Richard Bagnall – Prime’s new UK CEO and all-round M&E polymath – rubbed the blear from his eyes, straight in from a two-day conference in India. All 400 subcontinental delegates had heard of and were applying Barry’s Barcelona Principles. Because they start with why.
Hotwire PR’s super-smart Group CEO, Brendon Craigie, told us of his agency’s eureka moment survey, produced for Measurement Week. Hotwire found that twice as many communicators use social and digital data and analytics to plan future campaigns as use them to justify the past; 51% vs 26%. For they, too, start with why.
And the legend that is Jon White made us quickly au fait with Goodhart’s Law which shows that, when a measure becomes a target, it ceases to be a good measure. Think NHS waiting lists and the way that NHS managers who became obsessed with targets – most notably for waiting times – very definitely did not start with why.

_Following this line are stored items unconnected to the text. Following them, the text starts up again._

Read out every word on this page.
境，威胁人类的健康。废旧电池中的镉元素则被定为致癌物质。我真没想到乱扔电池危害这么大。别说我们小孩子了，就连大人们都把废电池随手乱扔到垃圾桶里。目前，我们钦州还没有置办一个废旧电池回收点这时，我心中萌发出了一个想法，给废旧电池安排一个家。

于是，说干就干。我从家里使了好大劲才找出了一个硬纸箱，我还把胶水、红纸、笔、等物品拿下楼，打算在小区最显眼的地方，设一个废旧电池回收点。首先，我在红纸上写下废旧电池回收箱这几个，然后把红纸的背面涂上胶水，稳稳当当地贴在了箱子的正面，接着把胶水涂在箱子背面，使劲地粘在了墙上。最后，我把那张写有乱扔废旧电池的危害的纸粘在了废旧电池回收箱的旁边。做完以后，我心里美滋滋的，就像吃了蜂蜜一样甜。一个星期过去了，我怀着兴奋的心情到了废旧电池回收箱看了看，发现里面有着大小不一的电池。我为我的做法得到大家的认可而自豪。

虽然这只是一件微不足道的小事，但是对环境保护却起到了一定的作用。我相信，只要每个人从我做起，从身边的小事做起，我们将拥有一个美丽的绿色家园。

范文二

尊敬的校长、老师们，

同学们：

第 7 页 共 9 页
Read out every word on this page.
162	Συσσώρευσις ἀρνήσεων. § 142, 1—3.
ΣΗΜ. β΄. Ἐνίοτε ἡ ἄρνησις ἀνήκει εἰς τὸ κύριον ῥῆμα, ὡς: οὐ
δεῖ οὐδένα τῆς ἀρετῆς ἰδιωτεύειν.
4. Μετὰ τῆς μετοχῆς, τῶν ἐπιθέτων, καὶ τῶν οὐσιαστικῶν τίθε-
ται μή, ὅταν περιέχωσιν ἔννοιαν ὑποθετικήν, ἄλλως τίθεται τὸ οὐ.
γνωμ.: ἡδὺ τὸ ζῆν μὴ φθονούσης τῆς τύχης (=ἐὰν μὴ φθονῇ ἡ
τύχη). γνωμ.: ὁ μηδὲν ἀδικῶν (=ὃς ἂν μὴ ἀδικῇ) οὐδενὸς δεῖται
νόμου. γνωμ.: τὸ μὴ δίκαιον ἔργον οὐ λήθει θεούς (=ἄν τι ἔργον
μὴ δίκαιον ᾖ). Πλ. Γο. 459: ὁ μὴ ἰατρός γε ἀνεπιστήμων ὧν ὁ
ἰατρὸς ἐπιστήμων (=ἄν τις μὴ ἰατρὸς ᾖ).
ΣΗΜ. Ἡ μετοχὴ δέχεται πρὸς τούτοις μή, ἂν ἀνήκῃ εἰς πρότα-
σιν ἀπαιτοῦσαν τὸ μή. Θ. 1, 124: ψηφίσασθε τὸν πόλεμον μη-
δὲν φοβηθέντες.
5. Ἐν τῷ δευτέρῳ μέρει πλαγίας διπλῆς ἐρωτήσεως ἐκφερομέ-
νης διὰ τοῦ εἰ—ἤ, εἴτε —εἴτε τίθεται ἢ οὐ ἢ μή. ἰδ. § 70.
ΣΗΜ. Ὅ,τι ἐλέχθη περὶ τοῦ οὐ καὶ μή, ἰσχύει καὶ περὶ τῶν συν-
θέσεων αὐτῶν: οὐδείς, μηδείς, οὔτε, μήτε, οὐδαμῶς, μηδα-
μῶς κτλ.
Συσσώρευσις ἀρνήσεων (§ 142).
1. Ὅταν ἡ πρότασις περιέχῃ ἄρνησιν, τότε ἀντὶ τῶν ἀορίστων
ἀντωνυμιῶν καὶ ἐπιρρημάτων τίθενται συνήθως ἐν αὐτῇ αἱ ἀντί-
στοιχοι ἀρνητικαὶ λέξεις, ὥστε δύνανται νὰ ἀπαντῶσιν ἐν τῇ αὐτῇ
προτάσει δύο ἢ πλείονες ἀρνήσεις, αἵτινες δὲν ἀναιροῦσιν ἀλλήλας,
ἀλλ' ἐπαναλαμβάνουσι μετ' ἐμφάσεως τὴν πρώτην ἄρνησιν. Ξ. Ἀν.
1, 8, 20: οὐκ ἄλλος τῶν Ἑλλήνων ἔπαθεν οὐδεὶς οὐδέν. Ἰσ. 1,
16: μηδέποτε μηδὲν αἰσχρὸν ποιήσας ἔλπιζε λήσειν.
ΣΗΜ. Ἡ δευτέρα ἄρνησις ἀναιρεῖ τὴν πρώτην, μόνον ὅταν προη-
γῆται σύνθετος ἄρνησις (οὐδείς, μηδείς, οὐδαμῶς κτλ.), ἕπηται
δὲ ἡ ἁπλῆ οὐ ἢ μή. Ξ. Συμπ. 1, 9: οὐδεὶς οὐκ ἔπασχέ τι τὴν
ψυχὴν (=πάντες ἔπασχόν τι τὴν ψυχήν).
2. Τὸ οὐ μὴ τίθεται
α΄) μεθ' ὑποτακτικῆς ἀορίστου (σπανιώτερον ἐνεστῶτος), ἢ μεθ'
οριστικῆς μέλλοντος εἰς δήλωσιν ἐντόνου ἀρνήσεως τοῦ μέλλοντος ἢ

I’m talking tonight at another Measurement Week event on behalf of Ebiquity on “The new 4Ps of PR” – Protection, Promotion, Performance and Proof – together with PRmoment and others. My thesis is that companies and brands that start with why in their communications are those that thrive. By putting data, analytics, insight and intelligence at the heart of the planning process, they work out what they’re trying to do. How PR can contribute to that. And then – and only then – decide which measures we should use to assess progress towards these objectives.
If you’re coming to tonight’s event in London, I’ll raise and chink a glass with you to celebrate the growing sophistication of whole swathes of the comms industry who have taken Simon Sinek to heart. To them, he’s not just the third most-view TED talk of all time. He enables them to give purpose – measureable purpose – to their day-to-day work. Good going, Simon!